Following the transition to IFRS 16, a right of use asset (and associated
liability) of £0.29m (£0.20m in non current liabilities and £0.09m in
current liabilities) was recognised. In H1 2020, there has been £0.03m of
depreciation against the assets and approximately £4,000 of interest incurred
associated with the unwind of the discount on the liability.
3 Earnings per share
31 December 2019 31 December 2018 30 June 2019
Shares Shares Shares
Weighted average number of shares
Issued at start of period 16,307,282 12,048,948 12,048,948
Effect of shares issued in period - - 1,135,633
Weighted average number of shares at end of period 16,307,282 12,048,948 13,184,581
Basic Earnings per share (7.30p) (6.49p) (11.11p)
4 Revenue
Revenue Half year to Half year to Full year to
31 Dec 19 31 Dec 18 30 Jun 19
(Unaudited) (Unaudited) (Audited)
£'000 £'000 £'000
Chile 325 373 670
Australia 237 186 398
Rest of the World 212 76 192
North America 129 203 743
UK & Europe 62 95 192
Japan - - 31
Total 965 933 2,226
5 Trade and other payables
Included in trade and other payables is a loan from Bridgestone of $0.75m
(£0.58) which could become repayable in the next 12 months.
6 Going concern
The interim financial information has been prepared on a going concern basis,
which assumes that the Company will have adequate resources to continue in
operational existence for the foreseeable future.

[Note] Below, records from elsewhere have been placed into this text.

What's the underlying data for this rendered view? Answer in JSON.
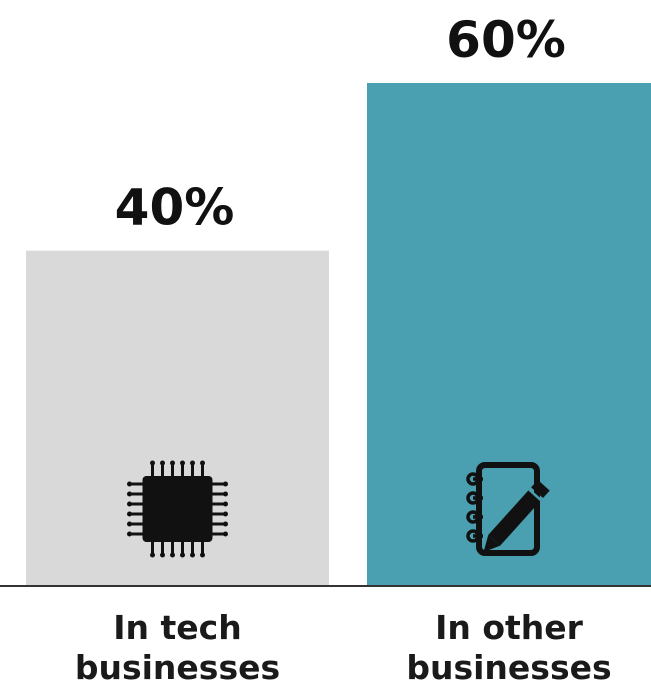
{
  "chart_data": {
    "type": "bar",
    "categories": [
      [
        "In tech",
        "businesses"
      ],
      [
        "In other",
        "businesses"
      ]
    ],
    "values": [
      40,
      60
    ],
    "value_labels": [
      "40%",
      "60%"
    ],
    "ylim": [
      0,
      60
    ],
    "colors": [
      "#d9d9d9",
      "#4a9fb0"
    ],
    "icons": [
      "chip-icon",
      "notebook-icon"
    ],
    "title": "",
    "xlabel": "",
    "ylabel": "",
    "grid": false,
    "legend": "none"
  }
}
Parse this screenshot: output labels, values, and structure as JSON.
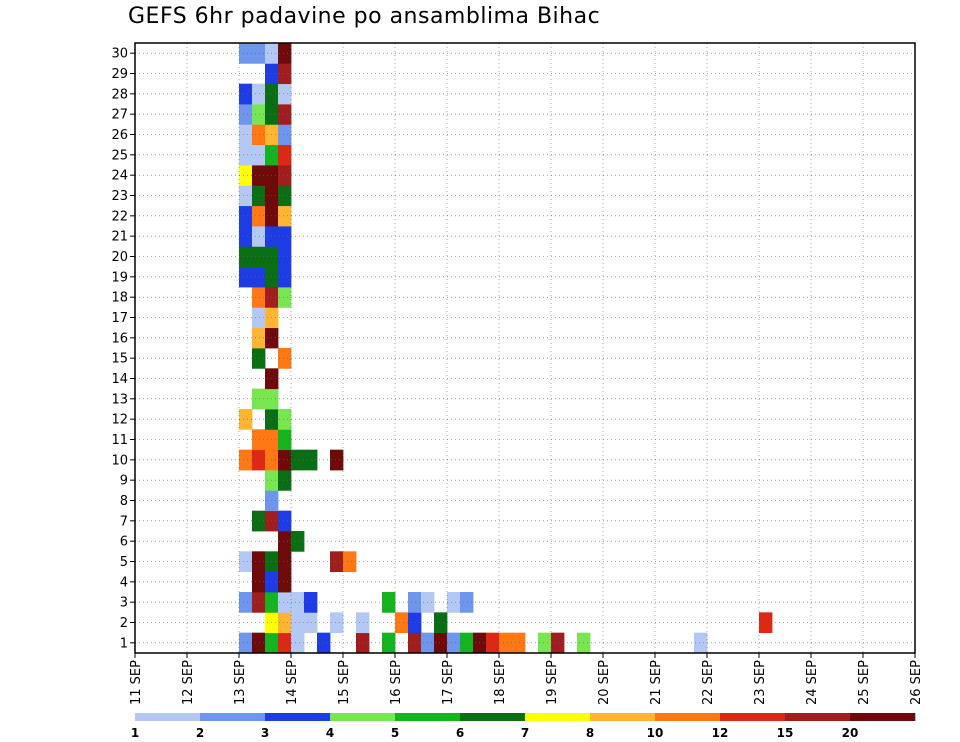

7 Corporation tax and deferred tax
The Company is entitled to a Corporation Tax credit in respect of expenditure
on Research and Development and this is recognised in the accounts on the
basis that the credit is received before finalising the accounts.
The Group has tax losses, in the sum of £22m which, subject to agreement by
HM Revenue and Customs, are available for offset against future profits of the
same trade. There is no expiry date for tax losses however there is an annual
restriction of £5m plus half of the surplus above £5m. An appropriate asset
will be recognised when the Group can demonstrate a reasonable expectation of
sufficient taxable profits to utilise the temporary differences.
Accordingly, no deferred tax asset is recognised in these financial statements
in respect of trading losses to date.